This seminar will be held in the Neurological Institute of New York's Auditorium (1st floor). Columbia University's Intercampus Shuttle Service is the best way to travel between campuses.
Both behavioral economic research and neuroeconomic research have led to major advances in our understanding of behavior and brain, respectively. Many phenomena (e.g., temporal discounting) have been studied across multiple levels of analysis (e.g., brain function, individual choices in laboratories, real-world population decisions), raising the possibility of models that can integrate findings across those levels. Dr. Huettel's talk will consider the challenge of integrating neuroscience into models of decision-making behavior — both theoretically and practically — using examples from his laboratory’s recent work on economic and social decisions.

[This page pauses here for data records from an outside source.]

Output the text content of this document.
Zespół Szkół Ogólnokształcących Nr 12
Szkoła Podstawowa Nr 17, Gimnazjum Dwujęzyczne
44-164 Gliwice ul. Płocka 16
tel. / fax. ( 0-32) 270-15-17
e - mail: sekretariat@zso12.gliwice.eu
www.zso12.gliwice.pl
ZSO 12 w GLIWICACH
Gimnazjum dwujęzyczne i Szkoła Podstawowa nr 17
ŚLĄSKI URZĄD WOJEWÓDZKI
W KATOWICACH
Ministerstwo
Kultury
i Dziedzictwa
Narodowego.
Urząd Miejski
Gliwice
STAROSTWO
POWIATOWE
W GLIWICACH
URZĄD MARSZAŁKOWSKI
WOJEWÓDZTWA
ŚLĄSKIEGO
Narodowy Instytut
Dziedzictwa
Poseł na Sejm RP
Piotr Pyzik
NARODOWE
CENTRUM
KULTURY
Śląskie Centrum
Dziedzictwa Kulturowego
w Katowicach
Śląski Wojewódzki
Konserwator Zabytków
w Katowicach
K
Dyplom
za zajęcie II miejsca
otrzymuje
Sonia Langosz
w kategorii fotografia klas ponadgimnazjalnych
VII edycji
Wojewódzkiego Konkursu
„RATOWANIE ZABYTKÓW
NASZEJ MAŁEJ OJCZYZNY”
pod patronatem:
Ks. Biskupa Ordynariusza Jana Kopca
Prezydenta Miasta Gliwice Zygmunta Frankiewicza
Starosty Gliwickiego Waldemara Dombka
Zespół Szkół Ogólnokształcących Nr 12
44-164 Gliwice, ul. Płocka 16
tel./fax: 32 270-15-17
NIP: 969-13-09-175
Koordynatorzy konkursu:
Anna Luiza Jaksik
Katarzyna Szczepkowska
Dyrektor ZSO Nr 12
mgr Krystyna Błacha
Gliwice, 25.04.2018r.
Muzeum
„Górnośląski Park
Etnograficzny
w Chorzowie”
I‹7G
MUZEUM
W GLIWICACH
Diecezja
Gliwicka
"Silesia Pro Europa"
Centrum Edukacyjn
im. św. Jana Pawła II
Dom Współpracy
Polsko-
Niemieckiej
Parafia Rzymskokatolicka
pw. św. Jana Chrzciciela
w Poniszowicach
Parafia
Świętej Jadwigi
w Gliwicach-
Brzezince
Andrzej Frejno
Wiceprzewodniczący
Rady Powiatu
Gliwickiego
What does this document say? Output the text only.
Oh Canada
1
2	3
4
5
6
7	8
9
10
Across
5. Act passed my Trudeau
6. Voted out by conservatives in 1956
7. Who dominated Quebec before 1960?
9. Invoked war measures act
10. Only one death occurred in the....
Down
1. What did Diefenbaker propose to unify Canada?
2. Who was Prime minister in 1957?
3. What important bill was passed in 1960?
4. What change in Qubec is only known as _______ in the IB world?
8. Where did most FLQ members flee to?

Scott Huettel is Professor and Chair of the Department of Psychology and Neuroscience at Duke University, with secondary appointments in the Departments of Psychiatry and Neurobiology. His research uses a combination of behavioral, physiological, and neuroscience techniques to discover the neural mechanisms that underlie higher cognition, with a focus on economic and social decision making. Much of his research — which includes collaborations with neuroscientists, psychologists, behavioral economists, and business and medical faculty — falls within the emerging interdiscipline of neuroeconomics.
The Columbia Neuroscience Seminar series is a collaborative effort of Columbia's Zuckerman Institute, the Department of Neuroscience, the Doctoral Program in Neurobiology and Behavior and the Columbia Translational Neuroscience Initiative, and with support from the Kavli Institute for Brain Science.